Then messer Federico rose to his feet and said:

“Hear me these few words, I pray.”

“The pain of my displeasure,” replied my lady Emilia, laughing, “be upon him who speaks more of this matter now, for I wish to postpone it to another evening. But do you, Count, go on with the discussion about the Courtier,—and show us what a fine memory you have, which I think you will do in no small measure, if you are able to take up the discussion where you left it.”

40.—“My Lady,” replied the Count, “I fear the thread is broken; yet if I am not wrong, methinks we were saying that the pest of affectation imparts extreme ungracefulness to everything, while on the other hand simplicity and nonchalance produce the height of grace: in praise of which, and in blame of affectation, we might cite many other arguments; but of these I wish to add only one, and no more. Women are always very eager to be—and when they cannot be, at least to seem—beautiful. So where nature is somewhat at fault in this regard, they try to piece it out by artifice; whence arise that painting of the face with so much care and sometimes pains, that plucking of the eyebrows and forehead, and the use of all those devices and the endurance of that trouble, which you ladies think to keep very secret from men, but which are all well known.”

Here madonna Costanza Fregosa laughed and said:

“It would be far more courteous for you to keep to your discussion, and tell us of what grace is born, and talk about Courtiership,—than to try to unveil the weaknesses of women, which are not to the purpose.”

“Nay, much to the purpose,” replied the Count: “for these weaknesses of yours I am speaking of, deprive you of grace because they spring from nothing but affectation, wherein you openly make known to everyone your over-eagerness to be beautiful.

“Do you not see how much more grace a lady has who paints (if at all) so sparingly and so little, that whoever sees her is in doubt whether she be painted or not; than another lady so plastered that she seems to have put a mask upon her face and dares not laugh for fear of cracking it, nor ever changes colour but when she dresses in the morning, and then stands motionless all the rest of the day like a wooden image, showing herself only by candle-light, like wily merchants who display their cloths in a dark place? Again, how much more pleasing than all others is one (I mean not ill-favoured) who is plainly seen to have nothing on her face, although it be neither very white nor very red, but by nature a little pale and sometimes tinged with an honest flush from shame or other accident,—with hair artlessly unadorned and hardly confined, her gestures simple and free, without showing care or wish to be beautiful! This is that nonchalant simplicity most pleasing to the eyes and minds of men, who are ever fearful of being deceived by art.

“Beautiful teeth are very charming in a woman, for since they are not so much in view as the face is, but lie hidden most of the time, we may believe that less care is taken to make them beautiful than with the face. Yet if one were to laugh without cause and solely to display the teeth, he would betray his art, and however beautiful they were, would seem most ungraceful to all, like Catullus’s Egnatius.[[110]] It is the same with the hands; which, if they are delicate and beautiful, and occasionally left bare when there is need to use them, and not in order to display their beauty, they leave a very great desire to see more of them, and especially if covered with gloves again; for whoever covers them seems to have little care or thought whether they be seen or not, and to have them thus beautiful more by nature than by any effort or pains.

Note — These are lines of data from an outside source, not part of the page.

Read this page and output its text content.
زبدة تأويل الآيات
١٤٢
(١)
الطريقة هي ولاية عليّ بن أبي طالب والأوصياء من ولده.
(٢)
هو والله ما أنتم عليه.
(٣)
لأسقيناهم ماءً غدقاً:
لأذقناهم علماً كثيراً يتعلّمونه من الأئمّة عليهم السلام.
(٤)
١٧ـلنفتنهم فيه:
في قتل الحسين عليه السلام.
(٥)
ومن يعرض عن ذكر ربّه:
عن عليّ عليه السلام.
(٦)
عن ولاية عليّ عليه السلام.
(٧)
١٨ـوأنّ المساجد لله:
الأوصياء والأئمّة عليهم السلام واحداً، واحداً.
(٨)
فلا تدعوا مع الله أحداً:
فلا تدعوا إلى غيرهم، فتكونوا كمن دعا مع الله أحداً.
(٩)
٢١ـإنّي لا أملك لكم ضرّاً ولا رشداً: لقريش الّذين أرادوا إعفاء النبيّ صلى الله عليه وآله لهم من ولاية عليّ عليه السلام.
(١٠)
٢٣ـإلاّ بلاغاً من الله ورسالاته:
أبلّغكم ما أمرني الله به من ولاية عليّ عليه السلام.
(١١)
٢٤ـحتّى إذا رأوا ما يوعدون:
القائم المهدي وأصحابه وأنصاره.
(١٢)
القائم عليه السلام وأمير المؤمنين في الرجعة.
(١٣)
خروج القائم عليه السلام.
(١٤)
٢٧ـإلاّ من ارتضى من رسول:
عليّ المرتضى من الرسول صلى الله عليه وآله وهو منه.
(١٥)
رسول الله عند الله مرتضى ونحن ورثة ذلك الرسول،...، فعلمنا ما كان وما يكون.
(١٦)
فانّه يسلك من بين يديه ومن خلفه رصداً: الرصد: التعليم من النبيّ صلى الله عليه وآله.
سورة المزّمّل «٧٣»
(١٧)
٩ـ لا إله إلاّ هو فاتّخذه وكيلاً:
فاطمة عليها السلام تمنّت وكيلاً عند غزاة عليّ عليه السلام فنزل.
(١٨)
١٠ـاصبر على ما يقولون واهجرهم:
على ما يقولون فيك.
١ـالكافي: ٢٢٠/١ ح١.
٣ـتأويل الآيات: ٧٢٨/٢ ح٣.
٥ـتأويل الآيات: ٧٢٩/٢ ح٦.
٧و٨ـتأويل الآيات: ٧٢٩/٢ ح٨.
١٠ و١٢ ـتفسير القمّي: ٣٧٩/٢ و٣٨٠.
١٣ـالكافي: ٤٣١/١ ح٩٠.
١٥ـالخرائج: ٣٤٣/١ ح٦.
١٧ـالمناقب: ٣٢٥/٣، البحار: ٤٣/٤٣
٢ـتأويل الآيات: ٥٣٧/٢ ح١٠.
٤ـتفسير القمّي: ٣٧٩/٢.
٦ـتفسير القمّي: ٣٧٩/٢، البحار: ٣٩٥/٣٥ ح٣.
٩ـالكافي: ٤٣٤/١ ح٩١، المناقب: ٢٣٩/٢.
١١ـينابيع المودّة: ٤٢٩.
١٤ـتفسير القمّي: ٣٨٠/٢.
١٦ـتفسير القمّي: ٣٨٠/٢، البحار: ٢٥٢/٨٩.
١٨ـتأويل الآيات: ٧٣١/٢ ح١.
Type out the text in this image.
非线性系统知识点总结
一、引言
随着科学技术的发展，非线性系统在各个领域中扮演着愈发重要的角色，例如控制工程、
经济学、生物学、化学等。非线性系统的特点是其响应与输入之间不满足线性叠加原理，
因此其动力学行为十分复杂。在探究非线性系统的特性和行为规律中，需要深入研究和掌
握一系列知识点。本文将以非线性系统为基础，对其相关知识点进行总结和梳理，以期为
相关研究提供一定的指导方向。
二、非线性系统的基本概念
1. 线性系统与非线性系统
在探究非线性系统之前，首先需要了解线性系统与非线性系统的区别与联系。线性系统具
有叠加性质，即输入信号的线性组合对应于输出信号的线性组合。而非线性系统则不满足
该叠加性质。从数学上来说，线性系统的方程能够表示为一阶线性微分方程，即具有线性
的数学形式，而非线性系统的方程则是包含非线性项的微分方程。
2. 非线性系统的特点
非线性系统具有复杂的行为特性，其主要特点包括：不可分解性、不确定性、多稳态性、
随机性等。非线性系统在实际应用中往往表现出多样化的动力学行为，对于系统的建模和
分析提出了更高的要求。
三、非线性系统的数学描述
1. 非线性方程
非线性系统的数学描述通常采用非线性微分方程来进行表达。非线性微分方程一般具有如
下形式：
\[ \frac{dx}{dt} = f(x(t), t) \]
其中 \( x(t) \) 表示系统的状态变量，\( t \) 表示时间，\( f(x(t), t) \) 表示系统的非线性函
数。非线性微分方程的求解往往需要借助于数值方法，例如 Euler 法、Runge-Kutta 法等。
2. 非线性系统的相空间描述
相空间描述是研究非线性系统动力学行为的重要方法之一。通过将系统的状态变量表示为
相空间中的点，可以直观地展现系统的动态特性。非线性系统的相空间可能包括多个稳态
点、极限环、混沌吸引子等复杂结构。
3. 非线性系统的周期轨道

“Have you ever noticed when a woman, in passing through the street to church or elsewhere, thoughtlessly happens (either in frolic or from other cause) to lift her dress high enough to show the foot and often a little of the leg? Does this not seem to you full of grace, when you see her tricked out with a touch of feminine daintiness in velvet shoes and neat stockings? I for one delight in it and believe you all do, for everyone is persuaded that elegance, in matters thus hidden and rarely seen, is natural and instinctive to the lady rather than forced, and that she does not think to win any praise by it.